#TOTLIV: Liverpool beat Tottenham to stretch lead at the top

Roberto Firmino scores Liverpool's second as they beat Tottenham 2-1 at Wembley
Roberto Firmino scores Liverpool’s second as they beat Tottenham 2-1 at Wembley

Liverpool beat Tottenham to maintain their 100% start to the season and secure victory in each of their first five league fixtures for the first time in 27 years.

Georginio Wijnaldum’s looping first-half header, awarded by goalline technology, set Jurgen Klopp’s side on their way before Roberto Firmino hammered home from close range.

Erik Lamela scored late on to set up a tense finish, but they could not create another clear chance to equalise.

The result means Spurs have suffered back-to-back league defeats for the first time since the final two fixtures of the 2015-16 season.

Liverpool’s powerful statement

Liverpool’s title ambitions have been clear since the arrival of expensive summer acquisitions such as £67m goalkeeper Alisson from Roma to top up other new signings Naby Keita, Fabinho and Xherdan Shaqiri, as well as the £75m purchase of defender Virgil van Dijk in January.

The expectations have been heightened by those four straight wins but a trip to face Spurs at Wembley, where they were well beaten 4-1 last season, was regarded by many as the acid test of those aspirations.

They answered in the most positive manner possible and confirmed their growing status as the team most likely to topple reigning champions Manchester City.
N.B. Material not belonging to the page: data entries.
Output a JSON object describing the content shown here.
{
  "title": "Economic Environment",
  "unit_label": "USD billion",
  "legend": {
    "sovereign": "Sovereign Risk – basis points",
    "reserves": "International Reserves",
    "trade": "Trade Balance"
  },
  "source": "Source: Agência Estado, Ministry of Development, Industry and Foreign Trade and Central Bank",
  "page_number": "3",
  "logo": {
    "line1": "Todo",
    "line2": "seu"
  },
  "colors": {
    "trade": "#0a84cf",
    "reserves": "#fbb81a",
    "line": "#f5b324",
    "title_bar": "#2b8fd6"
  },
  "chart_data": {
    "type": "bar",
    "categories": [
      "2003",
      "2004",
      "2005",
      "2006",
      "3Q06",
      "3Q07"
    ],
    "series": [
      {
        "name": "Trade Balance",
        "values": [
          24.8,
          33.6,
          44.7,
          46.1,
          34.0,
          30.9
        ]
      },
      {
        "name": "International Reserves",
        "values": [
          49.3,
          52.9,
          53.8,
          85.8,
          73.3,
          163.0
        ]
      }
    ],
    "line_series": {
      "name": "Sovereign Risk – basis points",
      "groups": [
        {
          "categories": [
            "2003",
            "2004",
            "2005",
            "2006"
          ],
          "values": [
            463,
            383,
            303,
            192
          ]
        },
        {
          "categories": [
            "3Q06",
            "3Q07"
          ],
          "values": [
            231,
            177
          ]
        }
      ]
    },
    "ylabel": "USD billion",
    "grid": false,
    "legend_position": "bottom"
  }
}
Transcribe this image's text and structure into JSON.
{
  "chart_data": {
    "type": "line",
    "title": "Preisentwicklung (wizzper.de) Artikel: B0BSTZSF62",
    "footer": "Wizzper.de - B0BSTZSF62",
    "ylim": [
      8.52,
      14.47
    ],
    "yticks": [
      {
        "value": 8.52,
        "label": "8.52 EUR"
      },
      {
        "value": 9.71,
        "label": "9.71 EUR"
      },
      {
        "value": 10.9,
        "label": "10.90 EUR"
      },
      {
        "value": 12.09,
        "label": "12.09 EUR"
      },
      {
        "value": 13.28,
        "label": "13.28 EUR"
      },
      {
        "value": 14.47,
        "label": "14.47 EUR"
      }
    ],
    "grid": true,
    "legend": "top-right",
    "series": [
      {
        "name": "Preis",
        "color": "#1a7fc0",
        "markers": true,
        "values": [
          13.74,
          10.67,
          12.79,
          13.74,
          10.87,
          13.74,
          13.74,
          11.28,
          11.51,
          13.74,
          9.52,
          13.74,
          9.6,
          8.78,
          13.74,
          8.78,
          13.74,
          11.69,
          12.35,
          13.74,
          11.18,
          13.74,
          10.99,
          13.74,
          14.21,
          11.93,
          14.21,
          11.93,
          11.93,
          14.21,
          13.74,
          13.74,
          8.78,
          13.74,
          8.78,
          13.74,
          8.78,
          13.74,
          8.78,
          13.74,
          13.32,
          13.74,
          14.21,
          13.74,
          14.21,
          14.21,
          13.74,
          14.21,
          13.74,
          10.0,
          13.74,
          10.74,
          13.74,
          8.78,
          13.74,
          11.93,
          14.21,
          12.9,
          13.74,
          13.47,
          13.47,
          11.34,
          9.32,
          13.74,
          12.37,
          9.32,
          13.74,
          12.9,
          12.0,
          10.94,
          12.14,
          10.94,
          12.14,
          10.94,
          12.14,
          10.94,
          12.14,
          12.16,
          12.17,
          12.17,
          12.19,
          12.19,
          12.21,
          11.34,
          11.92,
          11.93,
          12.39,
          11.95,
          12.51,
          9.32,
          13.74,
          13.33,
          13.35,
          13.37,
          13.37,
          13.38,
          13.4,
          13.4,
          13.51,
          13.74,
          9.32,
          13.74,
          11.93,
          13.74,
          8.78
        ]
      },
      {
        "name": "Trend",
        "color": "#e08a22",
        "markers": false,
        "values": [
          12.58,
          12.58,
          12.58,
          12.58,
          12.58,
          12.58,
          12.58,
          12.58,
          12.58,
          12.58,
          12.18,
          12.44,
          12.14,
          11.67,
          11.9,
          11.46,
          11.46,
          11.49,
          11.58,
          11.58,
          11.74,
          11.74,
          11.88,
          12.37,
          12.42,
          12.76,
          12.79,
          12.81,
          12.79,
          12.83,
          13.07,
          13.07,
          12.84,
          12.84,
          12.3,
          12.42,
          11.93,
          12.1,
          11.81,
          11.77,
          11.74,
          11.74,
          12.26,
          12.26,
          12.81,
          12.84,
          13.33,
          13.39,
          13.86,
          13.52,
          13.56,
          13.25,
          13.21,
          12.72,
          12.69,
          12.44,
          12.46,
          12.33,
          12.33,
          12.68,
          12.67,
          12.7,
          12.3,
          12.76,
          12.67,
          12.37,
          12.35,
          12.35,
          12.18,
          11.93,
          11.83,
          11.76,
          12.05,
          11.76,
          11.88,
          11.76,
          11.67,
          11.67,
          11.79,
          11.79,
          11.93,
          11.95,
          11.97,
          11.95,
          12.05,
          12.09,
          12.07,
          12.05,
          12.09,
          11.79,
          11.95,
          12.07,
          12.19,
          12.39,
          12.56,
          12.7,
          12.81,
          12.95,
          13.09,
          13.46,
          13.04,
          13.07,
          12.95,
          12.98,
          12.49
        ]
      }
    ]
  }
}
This game was never as close as the final scoreline suggests.

True, Spurs were astonishingly lethargic but it would be unfair to remove credit from Liverpool on the basis of the home side’s performance.

The Reds were more vibrant, dangerous and energetic from the first whistle and moments of discomfort when they were not in control were few and far between.

The imperious Van Dijk ruled at the back, Liverpool were dominant in midfield and the pace of Sadio Mane and the guile of Firmino were simply too much for Spurs.

Sloppy Spurs suffer in the sun

Spurs looked like they had recorded a landmark win when they went to Manchester United and came away with a convincing 3-0 victory.

It looked like the sort of statement manager Mauricio Pochettino had been seeking – but how the tables have turned since that night at Old Trafford.

Spurs conceded a lead to lose at Watford and to be brutal they were a very serious second best to Liverpool at Wembley.

Pochettino was without injured goalkeeper Hugo Lloris, particularly expensive given Michel Vorm’s uncertainty, and Dele Alli – but so many aspects of this performance will have disappointed the demanding Spurs manager.

Spurs looked exhausted and off the pace almost from the first whistle, second to everything, and to see his side look so leg-weary and drained so early in the season will concern Pochettino.

Of course it is early days and far too soon to be raising serious questions about Spurs but the manner in which they were so completely outmanoeuvred by a team they will rightly regard as close rivals was ominous at times.

It could be that Spurs are suffering a hangover from the World Cup as seven of their starting line-up were involved until the semi-final stage.

And, of course, it may have been a very bad off-day.

Pochettino will hope it is the latter after a day of suffering in the Wembley sun for Spurs.

Underrated Firmino exerts his influence

Liverpool’s attacking trio of Firmino, Mane and Mohamed Salah have had a devastating impact on the Premier League and Champions League after Klopp brought them together at the start of last season.

Their combination of pace, movement and firepower has wreaked havoc ever since in a manner which strikes fear into the heart of the best defences.

Salah was subdued again but Mane’s blistering pace was a constant danger and Firmino’s subtle touches and work-rate were a standout.

The Brazilian made a slightly slow start to the season but he has now contributed what proved to be the winning goals in successive away wins at Leicester City and now Spurs.

He has an impact in all areas of the pitch, whether it is scoring from virtually standing on the line to chasing back to near his own corner flag to help with defensive duties.

Firmino is a class all-rounder and it is easy to see why Klopp rates him so highly.